Audience tenue à Vancouver (Colombie-Britannique), le 17 novembre 2015.

Jugement rendu à Vancouver (Colombie-Britannique), le 9 décembre 2015.

MOTIFS DU JUGEMENT :

LE JUGE NADON

Y ONT SOUSCRIT :

LE JUGE SCOTT

LE JUGE RENNIE

 


Date : 20151209


Dossier : A-50-15

Référence : 2015 CAF 282

CORAM:

LE JUGE NADON

LE JUGE SCOTT

LE JUGE RENNIE

 

ENTRE :

LEO OCEAN S.A.

appelante

et

WESTSHORE TERMINALS LIMITED PARTNERSHIP par sa commanditée WESTSHORE TERMINALS LTD., WESTSHORE TERMINALS INVESTMENT CORPORATION, WESTAR MANAGEMENT LTD. et l'ADMINISTRATION PORTUAIRE VANCOUVER‑FRASER

intimées

MOTIFS DU JUGEMENT

LE JUGE NADON

I.                   Introduction et faits essentiels

[1]               Le 7 décembre 2012, le navire Cape Apricot, dont l'appelante, Leo Ocean S.A. (Leo), est propriétaire, est entré en collision avec le chevalet sur lequel étaient le convoyeur, la voie routière, l'alimentation électrique et l'eau au poste d'amarrage no 1 des terminaux de Westshore, au port de Vancouver, et en a détruit à peu près 450 pi.

[2]               Pendant toute la période pertinente pour la présente affaire, les terminaux de Westshore étaient exploités par la société en commandite Westshore Terminals Limited Partnership (Westshore) conformément à un bail modifié du 1er janvier 2012 (le bail), aux termes duquel la propriétaire du bien‑fonds sur lequel les terminaux de Westshore ont été construits, l'Administration portuaire Vancouver‑Fraser (l'Autorité portuaire), intimée, louait certains terrains et certains plans d'eau d'une superficie totale approximative de 972 799 m2 à Westshore pour une période se terminant en 2051, renouvellements inclus.

[3]               En conséquence de ce qui s'est produit le 7 décembre 2012, Westshore a déposé une déclaration en Cour fédérale afin de recouvrer des dommages-intérêts généraux et spéciaux ainsi que les intérêts et les dépens de Leo et d'un certain nombre des navires de Leo, dont le Cape Apricot.

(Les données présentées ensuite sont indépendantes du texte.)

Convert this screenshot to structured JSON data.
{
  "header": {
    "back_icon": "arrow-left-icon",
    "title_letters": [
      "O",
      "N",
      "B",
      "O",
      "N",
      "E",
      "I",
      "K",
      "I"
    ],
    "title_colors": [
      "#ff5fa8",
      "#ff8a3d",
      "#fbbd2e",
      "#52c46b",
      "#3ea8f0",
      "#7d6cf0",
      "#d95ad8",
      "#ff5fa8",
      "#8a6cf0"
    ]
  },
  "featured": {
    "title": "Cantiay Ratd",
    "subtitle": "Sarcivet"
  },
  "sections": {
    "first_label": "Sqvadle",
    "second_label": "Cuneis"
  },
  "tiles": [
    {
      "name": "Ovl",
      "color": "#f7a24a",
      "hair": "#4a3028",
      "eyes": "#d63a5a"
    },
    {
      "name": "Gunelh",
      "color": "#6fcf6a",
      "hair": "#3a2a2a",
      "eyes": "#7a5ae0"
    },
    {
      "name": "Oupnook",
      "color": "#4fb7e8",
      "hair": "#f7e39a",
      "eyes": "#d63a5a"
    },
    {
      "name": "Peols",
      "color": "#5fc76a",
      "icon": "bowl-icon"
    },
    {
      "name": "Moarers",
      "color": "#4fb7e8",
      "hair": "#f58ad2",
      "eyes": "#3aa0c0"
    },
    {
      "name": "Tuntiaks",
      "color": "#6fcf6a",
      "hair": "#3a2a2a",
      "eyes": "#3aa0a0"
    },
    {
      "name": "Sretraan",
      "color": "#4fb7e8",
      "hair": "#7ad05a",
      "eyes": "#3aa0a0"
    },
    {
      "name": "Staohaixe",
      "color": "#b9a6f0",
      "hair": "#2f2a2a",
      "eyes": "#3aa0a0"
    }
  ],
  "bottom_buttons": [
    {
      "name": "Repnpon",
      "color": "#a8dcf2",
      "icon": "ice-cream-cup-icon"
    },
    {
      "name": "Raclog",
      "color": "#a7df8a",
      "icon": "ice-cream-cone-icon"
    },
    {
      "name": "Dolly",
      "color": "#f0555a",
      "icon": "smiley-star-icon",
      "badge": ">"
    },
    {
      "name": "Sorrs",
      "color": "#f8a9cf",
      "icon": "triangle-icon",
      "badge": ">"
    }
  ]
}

[4]               La poursuite de Westshore a amené Leo à avoir recours, le 9 avril 2013, à la procédure en limitation de responsabilité visée par la Convention de 1976 sur la limitation de la responsabilité en matière de créances maritimes, qui est incorporée par renvoi au paragraphe 26(1) de la Loi sur la responsabilité en matière maritime, L.C. 2001, ch. 6.

[5]               Lors de la procédure en limitation de responsabilité de Leo, la Cour fédérale a rendu, le 17 septembre 2013, une ordonnance que toutes les réclamations à l'égard du fonds de limitation devant être constitué par Leo devaient être déposées au plus tard le 8 novembre 2013. Westshore et l'Autorité portuaire sont parmi les demandeurs qui ont déposé des réclamations conformément à l'ordonnance de la Cour fédérale.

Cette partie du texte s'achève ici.